A spokesman said: “The prices also looked very different in those days too. A 7′ x 10″ bay window, so popular in 1950s new homes would have cost the trade price of £11 15s.

“A set of 4.0′ x 6’6″ x 2″ French casement doors would have set you back £6 5s. Those elegant 1950s doors we see still standing in so many homes throughout the UK would have cost between £2 and £3.

“The 1960s were a bit of a boom time for Barnsdale Construction with all the houses being built to accommodate the growing population of the area.

“As car ownership increased, the need for garages increased. Garage doors in the 1950s and 1960s were typically hardwood timber and they can still be seen today.

“Fashion wasn’t reserved for clothes and make up in the 1960s, the homes needed to make a statement too. Open tread staircases, increased use of glass and plain panel doors became the order of the day.

“The 1970s was a time of economic decline nationally, the global oil crisis, the industrial unrest and high taxes like the Selective Employment Tax all took their toll on the company which reduced its number of staff to 30.
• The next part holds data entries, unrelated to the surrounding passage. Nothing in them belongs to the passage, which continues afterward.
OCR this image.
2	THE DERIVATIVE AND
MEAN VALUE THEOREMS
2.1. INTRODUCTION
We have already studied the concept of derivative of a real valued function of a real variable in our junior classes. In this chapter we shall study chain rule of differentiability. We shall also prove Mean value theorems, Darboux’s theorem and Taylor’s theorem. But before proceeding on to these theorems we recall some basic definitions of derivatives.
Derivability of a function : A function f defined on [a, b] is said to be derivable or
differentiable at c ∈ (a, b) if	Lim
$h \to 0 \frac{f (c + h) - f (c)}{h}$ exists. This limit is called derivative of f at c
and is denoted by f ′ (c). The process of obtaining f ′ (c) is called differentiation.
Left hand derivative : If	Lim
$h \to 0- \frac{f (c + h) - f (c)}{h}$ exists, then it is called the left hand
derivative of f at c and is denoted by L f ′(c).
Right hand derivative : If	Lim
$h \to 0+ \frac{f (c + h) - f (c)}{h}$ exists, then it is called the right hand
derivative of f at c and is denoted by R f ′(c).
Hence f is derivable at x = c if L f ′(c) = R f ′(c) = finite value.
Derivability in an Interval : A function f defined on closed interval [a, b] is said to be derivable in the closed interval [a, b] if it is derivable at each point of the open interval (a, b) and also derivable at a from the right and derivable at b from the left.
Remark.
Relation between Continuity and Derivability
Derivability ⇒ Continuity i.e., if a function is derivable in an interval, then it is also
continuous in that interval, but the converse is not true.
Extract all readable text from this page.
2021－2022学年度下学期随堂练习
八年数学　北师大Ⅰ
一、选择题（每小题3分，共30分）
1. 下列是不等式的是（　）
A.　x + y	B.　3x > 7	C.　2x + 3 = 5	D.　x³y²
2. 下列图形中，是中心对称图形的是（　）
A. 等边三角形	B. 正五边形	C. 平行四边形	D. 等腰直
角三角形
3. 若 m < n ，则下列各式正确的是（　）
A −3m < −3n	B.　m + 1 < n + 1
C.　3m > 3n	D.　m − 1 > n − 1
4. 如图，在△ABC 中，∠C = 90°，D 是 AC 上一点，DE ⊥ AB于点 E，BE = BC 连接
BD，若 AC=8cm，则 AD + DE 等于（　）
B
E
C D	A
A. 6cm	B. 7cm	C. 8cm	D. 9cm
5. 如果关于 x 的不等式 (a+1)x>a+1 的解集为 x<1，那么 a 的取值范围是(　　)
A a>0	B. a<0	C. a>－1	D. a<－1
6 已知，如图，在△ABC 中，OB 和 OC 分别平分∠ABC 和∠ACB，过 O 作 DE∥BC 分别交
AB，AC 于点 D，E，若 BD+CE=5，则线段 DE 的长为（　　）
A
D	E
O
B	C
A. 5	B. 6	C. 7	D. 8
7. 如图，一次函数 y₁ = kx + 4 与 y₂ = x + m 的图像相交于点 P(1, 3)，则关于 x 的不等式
“This is when the firm focused more on joinery than building once again. It continued to focus on quality and craftsmanship and employed apprentices from the local area to ensure a competent future workforce that stood it in good stead for the future.”
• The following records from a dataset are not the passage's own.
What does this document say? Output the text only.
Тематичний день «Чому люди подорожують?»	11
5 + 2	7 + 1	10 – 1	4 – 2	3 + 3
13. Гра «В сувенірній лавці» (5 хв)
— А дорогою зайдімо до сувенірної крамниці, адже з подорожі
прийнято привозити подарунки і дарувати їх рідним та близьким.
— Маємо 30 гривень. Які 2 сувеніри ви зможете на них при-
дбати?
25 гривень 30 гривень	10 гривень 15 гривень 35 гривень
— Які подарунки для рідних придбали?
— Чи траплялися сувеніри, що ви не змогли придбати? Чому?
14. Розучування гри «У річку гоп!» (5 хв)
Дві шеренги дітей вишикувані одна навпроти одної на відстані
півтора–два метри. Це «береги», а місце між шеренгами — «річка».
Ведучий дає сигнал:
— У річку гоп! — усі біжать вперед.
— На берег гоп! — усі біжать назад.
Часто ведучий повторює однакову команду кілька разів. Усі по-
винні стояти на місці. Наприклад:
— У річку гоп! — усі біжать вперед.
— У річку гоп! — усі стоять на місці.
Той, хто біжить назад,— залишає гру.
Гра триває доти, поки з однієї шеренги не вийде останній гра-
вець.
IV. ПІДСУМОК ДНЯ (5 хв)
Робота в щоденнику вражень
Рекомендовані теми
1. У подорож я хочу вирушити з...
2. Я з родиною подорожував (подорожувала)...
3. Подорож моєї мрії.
Chairman Stephen Wright ran the company from 1984 to 2015 when their son Tom took over.

The spokesman said: “An engineer at heart and ever forward looking, Stephen was keen to utilise the latest technology and to improve the performance of timber windows and doors and the 1980s saw the launch of the George Barnsdale Options range.

“Stephen has been involved in numerous research projects over the years and collaborated with the BRE to improve understanding of timber performance and longevity.

“He introduced more advanced machinery and technology to the factory.

“Stephen recognised the demand for double glazing, which he has seen grow from just 9% of windows in the 1980s to more than 80% today.”

Managing director Tom started his career at Nissan and brought a number of manufacturing methods and processes, which included a robotic paint sprayer. The company opened its own research and development centre in 2017, the only window joinery company in Europe known to have this facility.